Eu me deliciava com um empréstimo de uma obra tão valiosa, e sem tempo de devolução. Naquela vez eu estava no controle, pela primeira vez na relação entre mim e Elizabeth eu estava correta, ela teria sido confiscada, zurzida, e eu estimava um sentimento misturado entre a felicidade do que ocorrera com Elisabeth, e a felicidade de possuir o livro, ambas eram somadas vetorialmente em uma felicidade quase que clandestina.
Tal felicidade me guiou ao pensamento de que talvez pudesse manter a tão valiosa obra de Shakespeare em minhas mãos, o que de certa forma me agradava em niveis inimaginaveis. Pensar em ter comigo aquele livro, podendo ler e follheá-lo sempre que quisesse, me proporcionava uma enorme satisfação. No entanto, tal pensamento se fazia totalmente contrário a forma como fui criada e a tudo que me foi ensinado por meus pais.

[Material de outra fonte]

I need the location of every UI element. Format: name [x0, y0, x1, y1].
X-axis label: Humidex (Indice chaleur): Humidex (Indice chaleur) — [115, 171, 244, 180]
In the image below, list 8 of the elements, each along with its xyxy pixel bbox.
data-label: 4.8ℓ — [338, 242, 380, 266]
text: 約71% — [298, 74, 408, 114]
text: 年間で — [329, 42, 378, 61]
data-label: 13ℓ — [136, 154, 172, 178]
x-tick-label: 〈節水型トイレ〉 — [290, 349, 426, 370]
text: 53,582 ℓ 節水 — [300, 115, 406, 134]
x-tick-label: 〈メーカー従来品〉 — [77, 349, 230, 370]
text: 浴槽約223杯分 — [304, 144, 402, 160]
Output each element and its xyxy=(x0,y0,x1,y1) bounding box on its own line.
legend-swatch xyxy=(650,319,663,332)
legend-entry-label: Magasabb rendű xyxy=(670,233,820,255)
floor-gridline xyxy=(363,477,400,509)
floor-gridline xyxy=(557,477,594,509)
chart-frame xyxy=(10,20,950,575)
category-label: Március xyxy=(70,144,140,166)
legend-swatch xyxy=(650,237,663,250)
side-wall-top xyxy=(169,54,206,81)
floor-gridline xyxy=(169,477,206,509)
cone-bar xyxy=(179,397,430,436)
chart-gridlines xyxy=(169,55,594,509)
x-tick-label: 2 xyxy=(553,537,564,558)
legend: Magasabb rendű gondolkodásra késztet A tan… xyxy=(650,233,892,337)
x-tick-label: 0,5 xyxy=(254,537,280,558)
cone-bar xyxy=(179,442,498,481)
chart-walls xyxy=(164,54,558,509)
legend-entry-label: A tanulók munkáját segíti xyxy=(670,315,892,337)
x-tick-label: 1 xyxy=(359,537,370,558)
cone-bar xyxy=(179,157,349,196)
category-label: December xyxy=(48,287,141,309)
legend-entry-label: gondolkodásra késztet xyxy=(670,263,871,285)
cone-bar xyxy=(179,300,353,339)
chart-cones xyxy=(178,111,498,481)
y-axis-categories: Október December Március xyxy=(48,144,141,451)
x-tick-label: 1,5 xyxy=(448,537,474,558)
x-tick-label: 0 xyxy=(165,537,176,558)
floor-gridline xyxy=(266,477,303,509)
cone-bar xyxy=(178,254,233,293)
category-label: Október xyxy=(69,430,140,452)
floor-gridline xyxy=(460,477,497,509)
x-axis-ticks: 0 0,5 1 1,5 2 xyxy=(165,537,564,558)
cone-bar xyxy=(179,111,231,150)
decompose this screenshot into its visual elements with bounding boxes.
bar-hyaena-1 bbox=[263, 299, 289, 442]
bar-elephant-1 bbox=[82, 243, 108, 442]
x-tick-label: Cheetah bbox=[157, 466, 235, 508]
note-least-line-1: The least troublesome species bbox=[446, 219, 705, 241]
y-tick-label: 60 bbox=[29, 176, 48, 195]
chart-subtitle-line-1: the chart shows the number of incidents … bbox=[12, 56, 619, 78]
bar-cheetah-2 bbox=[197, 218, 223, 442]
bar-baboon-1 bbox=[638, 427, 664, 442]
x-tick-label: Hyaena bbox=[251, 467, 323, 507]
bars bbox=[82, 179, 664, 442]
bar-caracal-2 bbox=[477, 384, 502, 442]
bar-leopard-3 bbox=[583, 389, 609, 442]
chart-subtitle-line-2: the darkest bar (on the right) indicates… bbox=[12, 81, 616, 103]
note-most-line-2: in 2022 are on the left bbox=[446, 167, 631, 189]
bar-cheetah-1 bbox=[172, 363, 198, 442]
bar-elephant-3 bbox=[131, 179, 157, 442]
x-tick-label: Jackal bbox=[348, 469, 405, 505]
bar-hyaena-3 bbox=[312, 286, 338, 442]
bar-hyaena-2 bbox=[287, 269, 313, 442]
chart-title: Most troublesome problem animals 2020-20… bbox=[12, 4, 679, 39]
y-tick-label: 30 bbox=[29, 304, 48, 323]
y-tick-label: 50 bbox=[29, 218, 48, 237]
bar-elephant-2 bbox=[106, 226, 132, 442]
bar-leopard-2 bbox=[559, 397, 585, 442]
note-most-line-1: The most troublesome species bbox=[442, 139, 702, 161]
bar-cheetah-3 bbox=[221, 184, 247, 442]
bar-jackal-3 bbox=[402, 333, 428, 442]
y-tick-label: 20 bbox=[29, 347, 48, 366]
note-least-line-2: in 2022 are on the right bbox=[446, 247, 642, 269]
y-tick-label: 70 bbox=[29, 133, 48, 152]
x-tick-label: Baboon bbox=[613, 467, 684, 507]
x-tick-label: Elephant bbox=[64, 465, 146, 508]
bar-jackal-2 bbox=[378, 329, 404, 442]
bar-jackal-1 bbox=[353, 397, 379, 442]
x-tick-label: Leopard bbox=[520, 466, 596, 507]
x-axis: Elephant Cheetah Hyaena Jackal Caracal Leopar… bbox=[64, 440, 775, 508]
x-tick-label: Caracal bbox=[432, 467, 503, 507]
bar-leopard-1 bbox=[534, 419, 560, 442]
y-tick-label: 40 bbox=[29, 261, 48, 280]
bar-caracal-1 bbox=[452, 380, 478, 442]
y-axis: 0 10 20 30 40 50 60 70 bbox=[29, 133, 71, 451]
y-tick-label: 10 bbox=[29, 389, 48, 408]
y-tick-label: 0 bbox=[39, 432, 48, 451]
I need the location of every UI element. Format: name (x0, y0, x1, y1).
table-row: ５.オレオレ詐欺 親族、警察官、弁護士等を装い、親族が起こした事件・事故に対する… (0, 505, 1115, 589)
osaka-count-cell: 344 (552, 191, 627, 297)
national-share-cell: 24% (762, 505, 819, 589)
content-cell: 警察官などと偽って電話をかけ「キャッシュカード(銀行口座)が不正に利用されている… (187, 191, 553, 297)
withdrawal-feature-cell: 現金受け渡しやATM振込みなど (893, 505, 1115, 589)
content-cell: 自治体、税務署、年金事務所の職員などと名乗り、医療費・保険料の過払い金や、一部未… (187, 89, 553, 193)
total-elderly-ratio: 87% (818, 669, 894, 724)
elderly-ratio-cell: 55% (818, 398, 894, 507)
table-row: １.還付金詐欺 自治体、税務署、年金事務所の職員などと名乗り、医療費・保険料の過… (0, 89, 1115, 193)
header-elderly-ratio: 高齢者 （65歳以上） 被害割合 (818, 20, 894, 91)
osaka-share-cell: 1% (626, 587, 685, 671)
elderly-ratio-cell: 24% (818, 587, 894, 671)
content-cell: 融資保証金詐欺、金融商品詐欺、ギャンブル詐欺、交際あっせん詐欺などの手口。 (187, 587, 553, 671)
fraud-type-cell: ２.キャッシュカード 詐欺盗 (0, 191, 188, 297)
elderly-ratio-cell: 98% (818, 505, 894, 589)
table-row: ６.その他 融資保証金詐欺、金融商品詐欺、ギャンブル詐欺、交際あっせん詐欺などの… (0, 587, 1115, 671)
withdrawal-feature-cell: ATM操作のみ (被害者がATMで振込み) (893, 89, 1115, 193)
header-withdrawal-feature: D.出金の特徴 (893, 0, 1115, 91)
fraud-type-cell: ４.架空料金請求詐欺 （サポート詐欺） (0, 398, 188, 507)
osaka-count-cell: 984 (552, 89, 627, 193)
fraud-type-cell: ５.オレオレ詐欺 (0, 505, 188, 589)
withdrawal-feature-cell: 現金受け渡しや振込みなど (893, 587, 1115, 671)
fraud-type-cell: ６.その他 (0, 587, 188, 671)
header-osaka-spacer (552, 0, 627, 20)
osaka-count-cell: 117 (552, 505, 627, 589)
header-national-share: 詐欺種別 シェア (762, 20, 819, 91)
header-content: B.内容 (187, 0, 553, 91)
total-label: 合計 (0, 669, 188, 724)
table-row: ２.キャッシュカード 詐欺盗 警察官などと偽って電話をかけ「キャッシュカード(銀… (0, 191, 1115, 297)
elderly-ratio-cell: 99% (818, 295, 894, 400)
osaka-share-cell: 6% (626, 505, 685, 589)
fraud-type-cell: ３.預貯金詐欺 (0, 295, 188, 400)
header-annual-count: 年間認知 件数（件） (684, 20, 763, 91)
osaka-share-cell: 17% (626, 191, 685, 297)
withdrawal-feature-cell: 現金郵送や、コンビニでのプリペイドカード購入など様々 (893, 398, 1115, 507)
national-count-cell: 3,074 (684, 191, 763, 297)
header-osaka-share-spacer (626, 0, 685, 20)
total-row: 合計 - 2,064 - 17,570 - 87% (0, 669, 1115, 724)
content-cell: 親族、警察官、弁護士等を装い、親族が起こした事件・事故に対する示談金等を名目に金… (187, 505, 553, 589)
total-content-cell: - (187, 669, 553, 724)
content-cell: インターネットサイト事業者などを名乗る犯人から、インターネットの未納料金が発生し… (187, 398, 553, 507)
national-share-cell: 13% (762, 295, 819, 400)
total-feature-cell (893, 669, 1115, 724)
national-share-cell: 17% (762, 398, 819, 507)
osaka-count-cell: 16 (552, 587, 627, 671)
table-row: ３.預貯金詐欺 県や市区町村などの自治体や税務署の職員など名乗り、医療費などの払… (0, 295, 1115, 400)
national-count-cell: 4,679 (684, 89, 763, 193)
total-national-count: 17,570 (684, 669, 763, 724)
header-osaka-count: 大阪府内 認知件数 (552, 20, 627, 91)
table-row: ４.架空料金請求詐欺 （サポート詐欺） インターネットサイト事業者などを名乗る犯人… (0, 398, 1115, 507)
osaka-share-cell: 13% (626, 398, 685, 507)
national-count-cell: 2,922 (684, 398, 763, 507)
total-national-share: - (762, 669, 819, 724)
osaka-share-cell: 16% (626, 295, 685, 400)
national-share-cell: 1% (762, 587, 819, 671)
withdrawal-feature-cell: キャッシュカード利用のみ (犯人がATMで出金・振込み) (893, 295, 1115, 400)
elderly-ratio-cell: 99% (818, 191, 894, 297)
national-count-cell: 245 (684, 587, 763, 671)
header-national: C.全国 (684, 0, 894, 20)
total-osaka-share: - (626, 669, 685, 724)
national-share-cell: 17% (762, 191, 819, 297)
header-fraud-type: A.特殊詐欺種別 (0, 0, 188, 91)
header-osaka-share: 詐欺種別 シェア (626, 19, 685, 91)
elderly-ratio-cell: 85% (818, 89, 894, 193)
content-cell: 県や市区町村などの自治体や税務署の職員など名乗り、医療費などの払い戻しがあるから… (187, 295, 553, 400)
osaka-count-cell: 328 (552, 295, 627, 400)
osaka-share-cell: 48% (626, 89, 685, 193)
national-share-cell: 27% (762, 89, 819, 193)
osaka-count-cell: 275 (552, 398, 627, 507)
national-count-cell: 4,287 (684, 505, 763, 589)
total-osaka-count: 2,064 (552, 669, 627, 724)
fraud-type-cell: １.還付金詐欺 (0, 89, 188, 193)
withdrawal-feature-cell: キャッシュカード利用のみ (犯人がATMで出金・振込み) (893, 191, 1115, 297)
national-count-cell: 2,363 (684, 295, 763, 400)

Toda aquela clandestina felicidade me passava a falsa sensação de que talvez não fosse errado mantê-lo comigo. A felicidade que sentira ao possuir aquela obra, e ao perceber que de certa forma a atitude tomada pela mãe de Elizabeth possivelmente havia mudado pra sempre a relação que entre nós existia. Relacionamento esse onde eu interpretava um papel de inferioridade perante todo o ar superior daquela garota. Notei que talvez pela primeira vez ocupava uma posição de superioridade, mas isso não me parecia correto.
Resolvi que ao terminar de ler a obra iria sim devolve-lo, cheguei a conclusão, em meio ao meu emaranhado de pensamentos que não devia me sentir superior a ninguém e nem muito menos inferior. Entendi que nenhum ser humano é melhor que o outro, independente de sua situação financeira, seu nivel de intelectualidade, sua aparência ou o que veste, somos todos iguais. Não devemos nos sentir melhores ou piores que os outros. Cada ser possui a sua maneira de se fazer especial nesse mundo.
E foi com esse pensamento que minha felicidade antes clandestina passou a ser uma felicidade lícita.